Diretora pede exoneração e afirma que integrantes da pasta aceitam a segregação de alunos com deficiência. “Não é possível discutir apenas com quem pensa igual a nós”, diz o Ministério da Educação.
Luiz Alexandre Souza Ventura
Rosângela Machado pediu exoneração de diretoria na Secadi.
Há um conflito no Ministério da Educação sobre os rumos da inclusão escolar no País. Especialistas em educação especial na perspectiva inclusiva discordam da postura de integrantes do MEC diante das propostas que segregam alunos com deficiência.

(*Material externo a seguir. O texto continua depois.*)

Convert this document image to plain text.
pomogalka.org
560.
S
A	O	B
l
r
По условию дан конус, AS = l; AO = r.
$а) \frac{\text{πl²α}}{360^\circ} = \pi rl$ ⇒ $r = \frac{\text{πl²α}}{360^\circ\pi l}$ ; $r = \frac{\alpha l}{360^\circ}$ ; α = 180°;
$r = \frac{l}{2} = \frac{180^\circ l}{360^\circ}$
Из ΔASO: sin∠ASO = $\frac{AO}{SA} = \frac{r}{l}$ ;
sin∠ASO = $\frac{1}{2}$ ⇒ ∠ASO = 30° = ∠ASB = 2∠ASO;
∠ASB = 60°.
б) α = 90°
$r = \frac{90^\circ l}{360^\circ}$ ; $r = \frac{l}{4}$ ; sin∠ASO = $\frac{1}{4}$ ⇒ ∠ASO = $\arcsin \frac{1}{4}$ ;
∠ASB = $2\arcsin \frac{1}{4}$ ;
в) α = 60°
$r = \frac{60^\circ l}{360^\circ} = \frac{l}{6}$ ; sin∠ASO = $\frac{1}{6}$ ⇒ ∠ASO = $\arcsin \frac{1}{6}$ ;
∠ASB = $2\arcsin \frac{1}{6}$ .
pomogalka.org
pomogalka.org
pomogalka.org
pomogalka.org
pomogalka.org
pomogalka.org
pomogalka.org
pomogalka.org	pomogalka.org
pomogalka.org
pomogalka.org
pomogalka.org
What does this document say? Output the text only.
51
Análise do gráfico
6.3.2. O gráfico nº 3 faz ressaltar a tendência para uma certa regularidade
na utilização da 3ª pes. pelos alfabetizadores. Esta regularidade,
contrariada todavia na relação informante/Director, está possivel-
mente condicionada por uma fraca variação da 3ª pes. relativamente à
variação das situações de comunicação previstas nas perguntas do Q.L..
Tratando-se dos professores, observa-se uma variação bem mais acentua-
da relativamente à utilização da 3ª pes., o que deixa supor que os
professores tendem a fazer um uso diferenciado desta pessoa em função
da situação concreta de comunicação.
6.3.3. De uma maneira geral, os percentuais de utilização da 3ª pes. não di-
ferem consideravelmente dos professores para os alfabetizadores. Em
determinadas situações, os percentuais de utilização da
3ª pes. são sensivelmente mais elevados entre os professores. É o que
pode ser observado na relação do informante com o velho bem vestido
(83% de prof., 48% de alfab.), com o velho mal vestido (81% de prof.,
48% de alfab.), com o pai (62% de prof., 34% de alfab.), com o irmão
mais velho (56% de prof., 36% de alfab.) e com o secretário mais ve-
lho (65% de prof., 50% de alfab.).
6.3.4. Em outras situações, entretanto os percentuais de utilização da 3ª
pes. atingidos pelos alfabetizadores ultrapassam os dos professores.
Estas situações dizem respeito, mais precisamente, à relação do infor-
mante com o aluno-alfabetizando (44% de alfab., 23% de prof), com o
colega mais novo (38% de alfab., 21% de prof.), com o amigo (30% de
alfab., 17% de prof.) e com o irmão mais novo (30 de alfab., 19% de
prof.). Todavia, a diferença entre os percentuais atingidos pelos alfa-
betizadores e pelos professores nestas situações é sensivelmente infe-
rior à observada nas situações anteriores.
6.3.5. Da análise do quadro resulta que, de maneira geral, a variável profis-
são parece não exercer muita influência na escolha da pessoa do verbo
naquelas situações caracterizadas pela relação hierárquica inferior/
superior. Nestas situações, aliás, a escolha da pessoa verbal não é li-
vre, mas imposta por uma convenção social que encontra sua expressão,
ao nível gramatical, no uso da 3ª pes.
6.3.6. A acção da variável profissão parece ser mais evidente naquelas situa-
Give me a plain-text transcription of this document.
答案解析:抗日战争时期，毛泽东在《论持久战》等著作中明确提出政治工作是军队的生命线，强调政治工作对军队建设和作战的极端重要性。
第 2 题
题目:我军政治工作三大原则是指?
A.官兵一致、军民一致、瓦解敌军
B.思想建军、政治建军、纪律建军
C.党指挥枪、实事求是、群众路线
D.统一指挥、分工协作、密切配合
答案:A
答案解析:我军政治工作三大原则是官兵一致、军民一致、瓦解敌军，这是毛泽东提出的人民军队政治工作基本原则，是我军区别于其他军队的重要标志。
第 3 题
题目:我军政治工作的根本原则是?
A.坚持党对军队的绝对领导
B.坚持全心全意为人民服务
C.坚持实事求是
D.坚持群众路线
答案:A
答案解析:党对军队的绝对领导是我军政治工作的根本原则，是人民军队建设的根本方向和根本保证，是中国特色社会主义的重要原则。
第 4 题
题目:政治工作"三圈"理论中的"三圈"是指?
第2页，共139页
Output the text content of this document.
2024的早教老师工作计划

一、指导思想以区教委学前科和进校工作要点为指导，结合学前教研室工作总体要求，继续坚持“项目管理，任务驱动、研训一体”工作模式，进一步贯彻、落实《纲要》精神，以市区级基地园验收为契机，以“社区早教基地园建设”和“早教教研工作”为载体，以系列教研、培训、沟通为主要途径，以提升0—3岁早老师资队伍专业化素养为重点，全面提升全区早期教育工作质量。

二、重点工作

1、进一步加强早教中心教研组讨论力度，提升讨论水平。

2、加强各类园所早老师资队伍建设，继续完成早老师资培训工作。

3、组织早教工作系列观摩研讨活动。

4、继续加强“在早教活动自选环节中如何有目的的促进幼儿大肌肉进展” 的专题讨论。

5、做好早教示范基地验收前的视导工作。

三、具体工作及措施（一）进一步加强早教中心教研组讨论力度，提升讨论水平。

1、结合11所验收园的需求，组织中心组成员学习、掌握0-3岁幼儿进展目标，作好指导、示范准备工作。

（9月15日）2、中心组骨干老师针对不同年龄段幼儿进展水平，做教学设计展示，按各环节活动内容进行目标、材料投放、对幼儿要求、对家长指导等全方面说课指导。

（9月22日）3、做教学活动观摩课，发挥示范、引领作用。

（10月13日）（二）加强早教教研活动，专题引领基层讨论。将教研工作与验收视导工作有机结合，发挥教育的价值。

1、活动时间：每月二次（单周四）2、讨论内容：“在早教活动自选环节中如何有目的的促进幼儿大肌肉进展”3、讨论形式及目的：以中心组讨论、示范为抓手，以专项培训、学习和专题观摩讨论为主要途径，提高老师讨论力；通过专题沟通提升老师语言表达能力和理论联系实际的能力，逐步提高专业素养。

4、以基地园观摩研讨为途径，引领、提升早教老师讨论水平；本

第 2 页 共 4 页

Essa divergência já resultou em uma baixa significativa. Rosângela Machado, que comandava a Diretoria de Políticas de Educação Especial na Perspectiva Inclusiva da SECADI (Secretaria de Educação Continuada, Alfabetização de Jovens e Adultos, Diversidade e Inclusão), pediu exoneração nesta semana.
“Solicitei minha exoneração pela impossibilidade e retomar a PNEEPEI (Política Nacional de Educação Especial na Perspectiva da Educação Inclusiva, aprovada em 2008), pelo cerceamento de minha atuação, isolamento e desrespeito”, afirma a ex-diretora em entrevista exclusiva ao blog Vencer Limites.
“Fui para o MEC em nome de um coletivo que luta pelo direito de todo e qualquer estudante à educação, que não admite mais ter esse direito ameaçado e violado por aqueles que não superaram a visão de deficiência caritativa, capacitista e determinista, e que não aceita a relativização desse direito em função do ‘grau de deficiência’. Esse é o meu compromisso ético com todos e todas que confiaram em mim para trazer de volta a educação inclusiva, sem as ameaças dos espaços segregados”, ressalta Rosângela Machado.
A especialista diz que não teve espaço na Secadi, e que seu trabalho foi censurado pela secretária Zara Figueiredo, comandante do órgão. “O primeiro estranhamento foi quando escrevi um texto sobre o direito incondicional à educação e o termo ‘incondicional’ foi retirado do texto por ela”, comenta. “Retirar a palavra ‘incondicional’ é uma ação muito séria porque reside aí todo o debate das pessoas que dizem acreditar na inclusão, mas na verdade não acreditam e aceitam que é possível excluir alguns estudantes do direito à experiência escolar nos espaços comuns”, acusa.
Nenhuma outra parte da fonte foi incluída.